Célébrités non endémiques : La stratégie des jeux vidéo dans l'acquisition de nouveaux joueurs en France

Temps de lecture : 4 minutes

Nous assistons peu à peu à la disparition d'une frontière qui autrefois aurait pu être jugée infranchissable forte entre la télévision traditionnelle et les nouvelles sources de divertissement numérique (YouTube, Twitch, plateformes à la demande). Les similitudes de contenu que l'on trouve désormais entre ces deux univers sont frappantes.

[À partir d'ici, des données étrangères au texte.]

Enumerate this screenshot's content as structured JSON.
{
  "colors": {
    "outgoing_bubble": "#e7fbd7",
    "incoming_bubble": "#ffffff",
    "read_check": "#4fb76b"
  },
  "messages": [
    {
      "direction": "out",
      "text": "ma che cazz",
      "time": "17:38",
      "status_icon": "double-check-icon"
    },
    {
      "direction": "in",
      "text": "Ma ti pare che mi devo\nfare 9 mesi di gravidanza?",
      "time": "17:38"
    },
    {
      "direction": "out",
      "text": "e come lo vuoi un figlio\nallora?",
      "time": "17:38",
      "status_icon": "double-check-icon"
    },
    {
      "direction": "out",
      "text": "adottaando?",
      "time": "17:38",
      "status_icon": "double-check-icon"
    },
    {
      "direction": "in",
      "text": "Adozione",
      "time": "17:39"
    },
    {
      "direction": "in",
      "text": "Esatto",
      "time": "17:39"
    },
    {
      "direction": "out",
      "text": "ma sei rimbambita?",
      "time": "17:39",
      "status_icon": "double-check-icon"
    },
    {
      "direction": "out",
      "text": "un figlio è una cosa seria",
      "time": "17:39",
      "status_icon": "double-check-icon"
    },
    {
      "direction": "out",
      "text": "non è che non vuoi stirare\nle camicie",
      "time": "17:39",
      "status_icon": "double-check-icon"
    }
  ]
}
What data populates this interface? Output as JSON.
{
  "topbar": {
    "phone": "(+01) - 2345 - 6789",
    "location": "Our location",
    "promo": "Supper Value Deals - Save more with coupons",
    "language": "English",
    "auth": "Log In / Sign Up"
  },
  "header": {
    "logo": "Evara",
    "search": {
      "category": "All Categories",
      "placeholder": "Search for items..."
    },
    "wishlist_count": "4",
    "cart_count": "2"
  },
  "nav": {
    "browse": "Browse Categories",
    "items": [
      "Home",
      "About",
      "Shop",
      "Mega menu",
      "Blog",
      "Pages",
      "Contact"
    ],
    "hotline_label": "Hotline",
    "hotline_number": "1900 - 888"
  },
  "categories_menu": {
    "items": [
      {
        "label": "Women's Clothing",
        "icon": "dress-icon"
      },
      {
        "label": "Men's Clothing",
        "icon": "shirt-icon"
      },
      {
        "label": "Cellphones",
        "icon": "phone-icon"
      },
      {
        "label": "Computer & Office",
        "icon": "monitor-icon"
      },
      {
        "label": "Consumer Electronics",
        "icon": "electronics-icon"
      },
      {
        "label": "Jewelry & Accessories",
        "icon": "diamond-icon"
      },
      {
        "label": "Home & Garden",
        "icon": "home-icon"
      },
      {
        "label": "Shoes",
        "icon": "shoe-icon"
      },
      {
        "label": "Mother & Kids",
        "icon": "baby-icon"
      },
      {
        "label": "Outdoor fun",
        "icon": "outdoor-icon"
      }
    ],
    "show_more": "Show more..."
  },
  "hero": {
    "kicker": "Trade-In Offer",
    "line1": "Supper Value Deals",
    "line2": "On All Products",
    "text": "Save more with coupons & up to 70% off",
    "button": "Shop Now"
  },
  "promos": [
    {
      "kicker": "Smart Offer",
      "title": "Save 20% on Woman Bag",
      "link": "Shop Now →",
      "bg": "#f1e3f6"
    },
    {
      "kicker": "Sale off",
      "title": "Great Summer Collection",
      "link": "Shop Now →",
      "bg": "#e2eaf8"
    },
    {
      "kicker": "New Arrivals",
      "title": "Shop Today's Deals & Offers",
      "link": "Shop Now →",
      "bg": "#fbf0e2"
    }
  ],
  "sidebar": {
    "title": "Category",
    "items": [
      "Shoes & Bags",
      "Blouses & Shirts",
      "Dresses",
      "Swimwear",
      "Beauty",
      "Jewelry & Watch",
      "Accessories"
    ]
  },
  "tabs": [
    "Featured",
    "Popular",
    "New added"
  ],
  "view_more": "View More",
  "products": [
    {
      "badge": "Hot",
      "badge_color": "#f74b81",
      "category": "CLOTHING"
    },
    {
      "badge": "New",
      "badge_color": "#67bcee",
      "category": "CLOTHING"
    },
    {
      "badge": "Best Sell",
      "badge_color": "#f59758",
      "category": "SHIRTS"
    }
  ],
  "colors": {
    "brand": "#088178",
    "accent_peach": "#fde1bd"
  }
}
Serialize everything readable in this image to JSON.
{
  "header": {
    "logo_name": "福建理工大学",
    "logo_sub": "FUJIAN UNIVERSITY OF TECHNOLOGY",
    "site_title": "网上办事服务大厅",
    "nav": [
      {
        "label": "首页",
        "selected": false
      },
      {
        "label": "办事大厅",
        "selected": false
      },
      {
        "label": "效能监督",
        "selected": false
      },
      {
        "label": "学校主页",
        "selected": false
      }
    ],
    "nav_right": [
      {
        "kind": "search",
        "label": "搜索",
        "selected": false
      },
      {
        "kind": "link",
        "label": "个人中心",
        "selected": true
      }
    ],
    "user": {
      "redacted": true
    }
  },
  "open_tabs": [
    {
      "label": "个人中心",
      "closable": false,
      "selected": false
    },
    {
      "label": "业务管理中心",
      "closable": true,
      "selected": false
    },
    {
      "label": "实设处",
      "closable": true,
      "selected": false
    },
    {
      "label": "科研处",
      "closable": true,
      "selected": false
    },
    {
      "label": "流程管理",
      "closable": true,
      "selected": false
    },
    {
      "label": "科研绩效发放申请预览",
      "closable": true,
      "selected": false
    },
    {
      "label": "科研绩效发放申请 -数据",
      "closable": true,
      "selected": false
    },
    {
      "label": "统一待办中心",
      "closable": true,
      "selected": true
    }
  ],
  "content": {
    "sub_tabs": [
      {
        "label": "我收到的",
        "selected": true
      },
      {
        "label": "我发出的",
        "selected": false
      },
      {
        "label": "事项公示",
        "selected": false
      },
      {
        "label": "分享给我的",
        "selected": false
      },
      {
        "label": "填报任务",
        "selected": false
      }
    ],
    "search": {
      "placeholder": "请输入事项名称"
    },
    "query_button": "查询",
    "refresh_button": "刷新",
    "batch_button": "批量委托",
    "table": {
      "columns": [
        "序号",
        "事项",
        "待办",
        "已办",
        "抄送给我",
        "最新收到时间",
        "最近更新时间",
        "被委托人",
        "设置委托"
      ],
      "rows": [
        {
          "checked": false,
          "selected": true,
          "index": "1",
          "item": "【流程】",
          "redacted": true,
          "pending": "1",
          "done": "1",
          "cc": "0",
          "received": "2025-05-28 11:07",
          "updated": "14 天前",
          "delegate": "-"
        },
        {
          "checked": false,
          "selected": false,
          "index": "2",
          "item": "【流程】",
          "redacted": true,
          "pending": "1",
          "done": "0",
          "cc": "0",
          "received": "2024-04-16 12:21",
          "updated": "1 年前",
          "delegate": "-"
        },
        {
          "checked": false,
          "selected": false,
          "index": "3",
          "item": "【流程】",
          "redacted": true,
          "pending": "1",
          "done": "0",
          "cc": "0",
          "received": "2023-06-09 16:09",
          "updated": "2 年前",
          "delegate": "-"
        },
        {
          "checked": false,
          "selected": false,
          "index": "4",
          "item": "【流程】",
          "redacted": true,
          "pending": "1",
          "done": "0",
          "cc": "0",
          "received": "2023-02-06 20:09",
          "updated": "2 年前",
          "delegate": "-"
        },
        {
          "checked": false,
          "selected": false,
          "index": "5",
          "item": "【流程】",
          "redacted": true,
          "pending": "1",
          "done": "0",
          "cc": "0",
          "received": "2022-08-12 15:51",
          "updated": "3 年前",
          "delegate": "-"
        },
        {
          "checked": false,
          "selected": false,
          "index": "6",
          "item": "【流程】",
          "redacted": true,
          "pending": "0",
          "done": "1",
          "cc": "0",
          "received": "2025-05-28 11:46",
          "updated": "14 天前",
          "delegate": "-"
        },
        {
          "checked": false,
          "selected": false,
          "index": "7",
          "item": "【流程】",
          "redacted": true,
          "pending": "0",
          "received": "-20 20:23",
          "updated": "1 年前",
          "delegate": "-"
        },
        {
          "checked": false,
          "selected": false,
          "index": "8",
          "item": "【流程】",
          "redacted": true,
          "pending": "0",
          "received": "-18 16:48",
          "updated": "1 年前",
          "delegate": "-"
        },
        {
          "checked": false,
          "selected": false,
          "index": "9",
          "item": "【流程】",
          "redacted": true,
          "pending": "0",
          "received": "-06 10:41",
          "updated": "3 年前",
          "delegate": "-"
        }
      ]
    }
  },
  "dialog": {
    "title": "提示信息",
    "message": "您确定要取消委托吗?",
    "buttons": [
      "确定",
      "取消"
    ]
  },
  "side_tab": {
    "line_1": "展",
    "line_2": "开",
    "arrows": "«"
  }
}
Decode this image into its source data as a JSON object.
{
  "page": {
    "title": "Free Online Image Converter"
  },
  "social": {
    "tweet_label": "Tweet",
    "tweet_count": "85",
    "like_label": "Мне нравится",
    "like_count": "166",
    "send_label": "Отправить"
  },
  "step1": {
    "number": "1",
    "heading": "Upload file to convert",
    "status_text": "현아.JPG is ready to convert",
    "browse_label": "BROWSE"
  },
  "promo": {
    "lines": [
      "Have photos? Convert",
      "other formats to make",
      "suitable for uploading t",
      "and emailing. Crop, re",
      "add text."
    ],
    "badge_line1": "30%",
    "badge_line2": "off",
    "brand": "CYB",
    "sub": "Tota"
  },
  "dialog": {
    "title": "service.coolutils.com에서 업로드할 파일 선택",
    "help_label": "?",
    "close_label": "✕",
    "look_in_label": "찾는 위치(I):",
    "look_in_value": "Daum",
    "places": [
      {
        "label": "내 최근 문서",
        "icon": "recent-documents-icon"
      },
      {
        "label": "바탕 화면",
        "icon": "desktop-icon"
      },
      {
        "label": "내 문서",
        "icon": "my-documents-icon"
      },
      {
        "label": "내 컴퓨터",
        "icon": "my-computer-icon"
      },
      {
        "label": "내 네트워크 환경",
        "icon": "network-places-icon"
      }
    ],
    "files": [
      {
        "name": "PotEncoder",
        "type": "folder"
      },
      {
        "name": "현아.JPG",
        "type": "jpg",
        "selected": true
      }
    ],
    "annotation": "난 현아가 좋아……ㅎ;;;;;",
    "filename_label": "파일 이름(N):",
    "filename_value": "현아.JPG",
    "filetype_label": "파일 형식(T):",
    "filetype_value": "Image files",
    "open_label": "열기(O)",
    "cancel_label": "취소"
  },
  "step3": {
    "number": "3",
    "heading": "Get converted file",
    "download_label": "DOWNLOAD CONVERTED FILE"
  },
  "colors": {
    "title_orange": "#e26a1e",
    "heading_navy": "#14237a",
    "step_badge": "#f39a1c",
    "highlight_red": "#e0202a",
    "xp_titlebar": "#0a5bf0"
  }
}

Les créateurs du numérique s'inspirent des formats TV, et inversement, créant des ponts inattendus.

Des concepts établis sont repris et détournés, notamment sur le jeu League of Legends par de nombreux créateurs de contenu, comme l'idée de Cauchemar en cuisine qui se transforme en Cauchemar en jungle par Sixen, ou encore Patron incognito réinterprété au format Diamant incognito par iReaz (https://www.youtube.com/watch?v=RZDdltsc6-I).

 

 

Les créateurs de contenu sont désormais des célébrités à part entière, comme les vidéos React de Michou sur Pascal le grand frère ( https://www.youtube.com/watch?v=wypJHwSBXDg), ou encore les concepts à gros budget tel que Beast Games de MrBeast, directement inspiré de l’univers et codes de la téléréalité. 

 

 

C'est dans ce contexte de fusion des codes médiatiques et de perméabilité totale entre l'influence du Web et la légitimité de la TV, que l'industrie du jeu vidéo adopte une stratégie d'acquisition audacieuse : collaborer avec des célébrités "non endémiques". En France, cette approche prend tout son sens et se développe de plus en plus au fil des années, exploitant la notoriété des icônes nationales pour toucher le grand public et légitimer le gaming comme un média de masse.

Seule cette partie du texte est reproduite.